The district’s spring break period will be March 16-20.
Federal, state and local health organizations have recommended that all travelers returning from international destinations that are an alert level 3 or 4 follow self-monitoring guidelines for 14 days to watch for symptoms of the illness. Because of that – and the possibility of delayed re-entry – most districts have taken steps to advise parents about what might happen, and to reassure as well.
So far, there is only one possible case of COVID-19, or coronavirus, in North Texas – a 3o-year-old Frisco man who had a presumptive positive test for the virus this week. Collin County health officials said the man contracted it traveling to California.
“The U.S. Centers for Disease Control and Prevention (CDC) has recommended avoiding any non-essential travel to Level 3 Travel Health Notice countries — Italy, China, Iran and South Korea — where the outbreak of COVID-19, or Coronavirus Novel, is significant,” the letter from Dallas ISD superintendent Michael Hinojosa said. “The CDC has also recommended that those traveling to Japan, a Level 2 country, exercise enhanced precautions.”
“In addition, the CDC and Dallas County Health and Human Services recommend that travelers arriving into the United States from Level 3 countries stay home for 14 days from the time of their departure from the affected country,” the letter continued. “Travelers to other countries and areas affected by the spread of COVID-19 are asked to stay home if they get sick with fever (100.4°F/38°C or higher), cough, or have trouble breathing, and to contact a medical professional.”
Additionally, the district is also asking families who are planning to travel to level 2 or 3 countries and other affected areas to self-report with a travel form, which will be gathered by the district’s health services department as a precaution.
“In an abundance of caution, Dallas ISD will work with two outside vendors to deep clean and disinfect all schools
and district facilities during spring break,” the letter adds. “An outside vendor will also perform a high-level disinfection service on all district buses.”
Health Services is closely monitoring the progress of the illness and following the advice of the CDC and Dallas County health officials. School nurses have received direction and guidelines to follow if children or staff report to school with symptoms.”
The Texas Education Agency said last month that it was in contact with districts and the UIL to formulate plans in case the outbreak becomes more widespread.

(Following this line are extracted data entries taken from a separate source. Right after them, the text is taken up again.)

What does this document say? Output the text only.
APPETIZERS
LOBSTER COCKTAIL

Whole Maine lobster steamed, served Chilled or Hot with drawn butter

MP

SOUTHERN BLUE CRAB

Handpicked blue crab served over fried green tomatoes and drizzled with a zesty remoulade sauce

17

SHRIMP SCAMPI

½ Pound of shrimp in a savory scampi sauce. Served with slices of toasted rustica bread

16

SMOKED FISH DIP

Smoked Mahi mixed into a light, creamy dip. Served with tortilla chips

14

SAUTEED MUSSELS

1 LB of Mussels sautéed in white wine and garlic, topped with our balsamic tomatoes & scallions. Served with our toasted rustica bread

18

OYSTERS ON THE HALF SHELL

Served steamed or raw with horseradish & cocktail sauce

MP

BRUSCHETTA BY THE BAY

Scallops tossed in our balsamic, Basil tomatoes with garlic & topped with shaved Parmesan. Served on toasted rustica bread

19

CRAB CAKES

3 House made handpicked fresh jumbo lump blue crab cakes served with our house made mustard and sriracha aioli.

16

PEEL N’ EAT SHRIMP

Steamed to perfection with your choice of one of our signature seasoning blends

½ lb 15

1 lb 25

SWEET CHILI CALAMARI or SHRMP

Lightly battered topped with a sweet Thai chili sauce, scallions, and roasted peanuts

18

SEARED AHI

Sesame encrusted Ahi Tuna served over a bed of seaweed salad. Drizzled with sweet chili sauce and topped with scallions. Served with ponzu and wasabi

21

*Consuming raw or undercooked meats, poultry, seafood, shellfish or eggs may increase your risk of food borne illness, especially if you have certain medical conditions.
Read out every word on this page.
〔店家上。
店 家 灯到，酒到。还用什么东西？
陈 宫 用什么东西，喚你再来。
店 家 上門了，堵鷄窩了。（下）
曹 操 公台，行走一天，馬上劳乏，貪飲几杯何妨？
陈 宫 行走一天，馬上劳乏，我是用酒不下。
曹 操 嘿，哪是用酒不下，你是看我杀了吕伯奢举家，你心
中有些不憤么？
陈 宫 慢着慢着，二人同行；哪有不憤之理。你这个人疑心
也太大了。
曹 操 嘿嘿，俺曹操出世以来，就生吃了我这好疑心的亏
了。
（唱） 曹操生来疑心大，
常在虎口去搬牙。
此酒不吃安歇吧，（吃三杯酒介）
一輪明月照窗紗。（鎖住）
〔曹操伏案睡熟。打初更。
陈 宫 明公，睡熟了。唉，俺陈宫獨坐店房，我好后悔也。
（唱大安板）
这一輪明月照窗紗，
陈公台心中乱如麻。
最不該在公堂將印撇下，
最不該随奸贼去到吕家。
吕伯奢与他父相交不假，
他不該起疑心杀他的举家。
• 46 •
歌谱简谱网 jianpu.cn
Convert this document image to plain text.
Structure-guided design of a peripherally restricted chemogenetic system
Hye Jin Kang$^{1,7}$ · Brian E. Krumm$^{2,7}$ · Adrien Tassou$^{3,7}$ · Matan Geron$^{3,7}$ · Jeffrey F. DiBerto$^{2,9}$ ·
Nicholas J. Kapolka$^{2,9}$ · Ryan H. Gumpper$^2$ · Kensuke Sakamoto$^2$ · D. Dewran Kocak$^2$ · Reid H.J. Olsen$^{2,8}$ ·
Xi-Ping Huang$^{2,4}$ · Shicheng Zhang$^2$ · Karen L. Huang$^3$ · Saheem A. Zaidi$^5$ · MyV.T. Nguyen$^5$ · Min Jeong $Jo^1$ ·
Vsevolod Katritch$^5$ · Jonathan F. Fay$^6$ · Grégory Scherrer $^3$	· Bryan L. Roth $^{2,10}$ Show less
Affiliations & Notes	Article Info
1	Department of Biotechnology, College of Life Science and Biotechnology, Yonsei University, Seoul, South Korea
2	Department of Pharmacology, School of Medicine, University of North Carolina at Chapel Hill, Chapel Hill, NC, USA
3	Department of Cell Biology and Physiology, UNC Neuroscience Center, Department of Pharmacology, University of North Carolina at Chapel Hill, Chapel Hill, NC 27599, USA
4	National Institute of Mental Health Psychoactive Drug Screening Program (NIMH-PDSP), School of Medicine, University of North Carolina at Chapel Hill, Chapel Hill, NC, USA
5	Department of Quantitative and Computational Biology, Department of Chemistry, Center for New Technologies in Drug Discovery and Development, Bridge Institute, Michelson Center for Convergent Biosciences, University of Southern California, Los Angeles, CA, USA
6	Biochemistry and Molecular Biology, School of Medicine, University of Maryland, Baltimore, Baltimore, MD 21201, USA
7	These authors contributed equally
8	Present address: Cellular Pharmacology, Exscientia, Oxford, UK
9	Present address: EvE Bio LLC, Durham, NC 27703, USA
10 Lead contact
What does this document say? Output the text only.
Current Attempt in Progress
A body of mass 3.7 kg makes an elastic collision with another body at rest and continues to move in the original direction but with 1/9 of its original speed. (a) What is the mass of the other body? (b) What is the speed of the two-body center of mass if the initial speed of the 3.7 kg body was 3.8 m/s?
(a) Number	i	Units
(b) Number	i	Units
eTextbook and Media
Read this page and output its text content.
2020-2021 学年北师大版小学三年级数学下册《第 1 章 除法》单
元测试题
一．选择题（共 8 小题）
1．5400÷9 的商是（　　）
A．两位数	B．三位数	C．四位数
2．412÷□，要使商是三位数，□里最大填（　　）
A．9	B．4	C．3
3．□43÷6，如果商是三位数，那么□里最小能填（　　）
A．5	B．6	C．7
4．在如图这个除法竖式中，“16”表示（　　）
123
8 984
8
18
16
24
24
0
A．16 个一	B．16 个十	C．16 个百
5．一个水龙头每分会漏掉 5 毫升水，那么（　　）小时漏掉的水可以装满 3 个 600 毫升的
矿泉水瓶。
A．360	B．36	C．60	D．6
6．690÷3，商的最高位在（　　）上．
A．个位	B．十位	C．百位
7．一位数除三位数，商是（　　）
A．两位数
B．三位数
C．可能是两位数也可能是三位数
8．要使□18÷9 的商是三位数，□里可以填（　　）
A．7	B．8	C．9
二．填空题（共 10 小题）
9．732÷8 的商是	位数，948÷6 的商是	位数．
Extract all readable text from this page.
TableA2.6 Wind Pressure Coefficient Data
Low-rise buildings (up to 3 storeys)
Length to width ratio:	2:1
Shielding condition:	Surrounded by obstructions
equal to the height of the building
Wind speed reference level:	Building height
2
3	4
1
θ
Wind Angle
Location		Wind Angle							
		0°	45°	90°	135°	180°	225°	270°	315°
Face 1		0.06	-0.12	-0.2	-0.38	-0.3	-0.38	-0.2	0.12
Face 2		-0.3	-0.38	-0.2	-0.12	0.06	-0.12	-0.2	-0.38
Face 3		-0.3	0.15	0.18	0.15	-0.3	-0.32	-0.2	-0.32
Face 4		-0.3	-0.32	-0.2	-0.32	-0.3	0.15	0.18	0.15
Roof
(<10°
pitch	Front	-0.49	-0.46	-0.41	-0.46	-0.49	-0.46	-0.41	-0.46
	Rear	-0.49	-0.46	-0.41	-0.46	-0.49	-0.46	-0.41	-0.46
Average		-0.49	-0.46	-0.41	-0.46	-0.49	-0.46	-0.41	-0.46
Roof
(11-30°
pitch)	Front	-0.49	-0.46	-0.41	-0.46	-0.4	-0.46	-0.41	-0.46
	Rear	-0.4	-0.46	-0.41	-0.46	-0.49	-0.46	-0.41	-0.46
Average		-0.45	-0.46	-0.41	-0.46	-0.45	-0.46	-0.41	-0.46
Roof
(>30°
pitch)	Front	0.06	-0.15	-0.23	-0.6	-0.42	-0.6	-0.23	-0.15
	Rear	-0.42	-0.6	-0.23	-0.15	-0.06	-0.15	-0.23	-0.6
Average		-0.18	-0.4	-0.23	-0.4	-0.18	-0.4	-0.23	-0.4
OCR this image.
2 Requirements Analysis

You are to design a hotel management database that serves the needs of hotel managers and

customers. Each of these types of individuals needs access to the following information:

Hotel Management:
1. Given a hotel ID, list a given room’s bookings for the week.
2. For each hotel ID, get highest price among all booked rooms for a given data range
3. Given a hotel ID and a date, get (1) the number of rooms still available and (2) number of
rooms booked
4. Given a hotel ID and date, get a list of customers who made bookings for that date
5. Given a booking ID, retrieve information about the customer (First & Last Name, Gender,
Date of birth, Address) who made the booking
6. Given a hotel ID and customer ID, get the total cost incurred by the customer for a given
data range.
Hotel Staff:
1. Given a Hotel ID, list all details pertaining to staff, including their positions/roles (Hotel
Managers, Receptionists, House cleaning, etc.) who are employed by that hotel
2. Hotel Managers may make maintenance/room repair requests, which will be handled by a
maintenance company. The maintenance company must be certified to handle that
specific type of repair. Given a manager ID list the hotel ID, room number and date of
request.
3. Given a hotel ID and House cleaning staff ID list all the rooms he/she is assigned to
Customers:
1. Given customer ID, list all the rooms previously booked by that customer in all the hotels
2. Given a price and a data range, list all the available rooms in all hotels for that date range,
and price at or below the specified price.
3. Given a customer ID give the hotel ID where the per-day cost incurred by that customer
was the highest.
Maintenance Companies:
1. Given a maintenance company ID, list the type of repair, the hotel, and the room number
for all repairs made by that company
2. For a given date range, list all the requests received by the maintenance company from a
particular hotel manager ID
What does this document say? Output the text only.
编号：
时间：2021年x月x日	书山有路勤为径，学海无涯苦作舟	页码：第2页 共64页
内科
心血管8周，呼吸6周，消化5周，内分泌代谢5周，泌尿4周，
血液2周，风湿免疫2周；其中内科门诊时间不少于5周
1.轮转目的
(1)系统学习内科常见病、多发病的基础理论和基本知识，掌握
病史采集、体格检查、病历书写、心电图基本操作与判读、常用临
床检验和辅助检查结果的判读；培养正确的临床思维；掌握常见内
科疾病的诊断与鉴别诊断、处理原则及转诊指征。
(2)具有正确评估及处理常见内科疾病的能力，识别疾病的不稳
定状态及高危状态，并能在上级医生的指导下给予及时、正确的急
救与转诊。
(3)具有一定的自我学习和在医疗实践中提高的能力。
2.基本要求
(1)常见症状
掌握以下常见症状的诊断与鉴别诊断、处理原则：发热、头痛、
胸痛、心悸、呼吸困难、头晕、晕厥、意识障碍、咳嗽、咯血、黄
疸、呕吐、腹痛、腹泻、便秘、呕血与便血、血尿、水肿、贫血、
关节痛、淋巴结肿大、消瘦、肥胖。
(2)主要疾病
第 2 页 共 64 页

“TEA is in the process of developing guidance for districts in the unlikely event of an escalation of the virus,” the agency said. “The Agency is in regular contact with the state’s 20 regional Education Service Centers (ESCs) across Texas, multiple school districts, and the University Interscholastic League (UIL).”
“It’s worth noting that in recent weeks, TEA has worked closely with the Texas Department of State Health Services (DSHS) and the Texas Division of Emergency Management (TDEM) to monitor the number of flu cases in communities across the state,” the TEA added. “During this year’s flu season, upwards of 50 public schools in the state have temporarily closed due to high absenteeism among students and staff.”
These closures have also meant the cleaning and disinfecting of entire campuses to help prevent the ongoing spread of the flu.”